Magari buono per una riscoperta a posteriori in fase critica, che gli avrebbe in ogni caso riconosciuto la capacità di costruire storie in modo personale, difendendo il suo punto di vista.

Tutto il contrario, insomma, non solo di ciò che poi il destino ha scelto per lui, ma anche della percezione che noi oggi abbiamo, ovvero quella di un autore fieramente controcorrente, restio al lavoro su budget alti e scientemente dedito al fantastico. Il giovane John Carpenter, in ultima istanza, ha dovuto imparare a diventare l'icona che oggi è considerato. In mezzo ci sono stati anni di produzione con ritmi molto elevati (la media è di circa un film all'anno), in un contesto che cambiava e che, pur ritrovando sempre più l'idea di uno studio system dopo l'esperienza della New Hollywood, ha faticato a stargli dietro, anche quando il suo cinema era pienamente calato nel suo tempo. La Cosa, in fondo, riprendeva il filo interrotto da Alien per celebrare definitivamente l'approdo del body horror nel mainstream, saldando il filo con le dinamiche che nello stesso periodo si consumavano quasi esclusivamente negli ambiti indipendenti, in cui sguazzavano ancora George Romero, Joe Dante, Sam Raimi e Wes Craven. Grosso guaio a Chinatown guardava dritto negli occhi la contemporanea new wave del cinema di Hong Kong che avrebbe contaminato Hollywood un decennio dopo. Il seme della follia è forse l'opera più compiuta nei territori della meta-narrazione che l'horror abbracciava negli anni Novanta.

Strano quindi che proprio un regista così coerente, calato nella sua contemporaneità e disponibile al lavoro interno alle dinamiche del cinema industriale sia poi diventato il simbolo di tutto ciò che si oppone a una simile visione. Per capirlo c'è voluto tempo: persino in Italia la vulgata era quella di un promettente artigiano affetto da cronica discontinuità.

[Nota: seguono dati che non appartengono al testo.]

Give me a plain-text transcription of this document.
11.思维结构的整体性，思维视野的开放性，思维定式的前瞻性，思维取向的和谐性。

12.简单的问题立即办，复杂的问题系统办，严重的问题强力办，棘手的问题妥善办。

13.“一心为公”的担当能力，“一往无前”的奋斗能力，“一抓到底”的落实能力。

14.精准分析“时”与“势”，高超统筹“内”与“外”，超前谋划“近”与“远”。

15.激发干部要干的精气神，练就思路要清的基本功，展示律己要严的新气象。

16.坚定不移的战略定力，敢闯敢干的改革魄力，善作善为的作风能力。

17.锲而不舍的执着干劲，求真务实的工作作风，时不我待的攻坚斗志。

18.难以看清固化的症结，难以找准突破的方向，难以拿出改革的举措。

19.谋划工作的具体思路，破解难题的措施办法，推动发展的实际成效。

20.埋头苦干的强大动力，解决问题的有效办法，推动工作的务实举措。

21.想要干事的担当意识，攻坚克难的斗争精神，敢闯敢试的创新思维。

Poche e coraggiose le voci fuori dal coro: penso al gruppo di Sentieri Selvaggi che, negli anni in cui Fuga da Los Angeles veniva liquidato come una deludente copia del precursore, gli dedicava un magnifico speciale sul numero 361 di «Cineforum» dall'illuminante titolo Fine della visione. Perché in ultima istanza la visione del tempo è sempre stata dalla parte di Carpenter: pur operando ai margini di un sistema che non lo capiva, il suo cinema era attuale e descriveva un'ipotesi possibile in cui autorialità e professionismo non erano in competizione, ma si incontravano. Il cinema raccontava il fantastico, ma attingendo sempre dalla realtà. È anche per questo che si moltiplicano i testi sul suo cinema, la bibliografia su di lui è fra le più ampie tra quelle dedicate ai registi del cosiddetto New Horror.

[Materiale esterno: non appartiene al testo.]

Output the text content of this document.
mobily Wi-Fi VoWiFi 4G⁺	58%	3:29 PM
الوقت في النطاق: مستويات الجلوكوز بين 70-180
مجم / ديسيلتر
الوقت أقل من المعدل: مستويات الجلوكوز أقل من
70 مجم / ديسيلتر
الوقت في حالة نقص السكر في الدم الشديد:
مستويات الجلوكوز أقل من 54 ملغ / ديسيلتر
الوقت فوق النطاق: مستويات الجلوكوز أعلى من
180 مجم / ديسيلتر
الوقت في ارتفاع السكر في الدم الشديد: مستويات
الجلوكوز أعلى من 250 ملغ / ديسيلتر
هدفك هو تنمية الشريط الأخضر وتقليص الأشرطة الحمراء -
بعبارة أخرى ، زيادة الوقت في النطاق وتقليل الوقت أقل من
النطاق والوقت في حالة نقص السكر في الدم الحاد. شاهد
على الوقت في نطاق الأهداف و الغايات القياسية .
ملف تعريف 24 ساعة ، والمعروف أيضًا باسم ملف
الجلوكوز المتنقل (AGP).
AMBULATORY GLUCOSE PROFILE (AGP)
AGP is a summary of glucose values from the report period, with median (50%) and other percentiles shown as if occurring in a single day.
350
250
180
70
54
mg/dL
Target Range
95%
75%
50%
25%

E ogni libro, come questo di Edoardo Trevisani, diventa un modo per ricordarci cosa quel giovane regista pieno di speranza è stato capace di fare mentre sognava di portare avanti la storia di quella settima arte che tanto amava. Un cinema che non cercava altro alibi che essere cinema. E che oggi, anche di fronte al semi ritiro più volte annunciato, ha ancora argomenti a suo merito: mentre leggete queste pagine, infatti, Carpenter lavora a nuovi progetti riguardanti fumetti, dischi, videogame e serie tv. L'autore è ancora pienamente nella contemporaneità e la sua avventura per fortuna continua.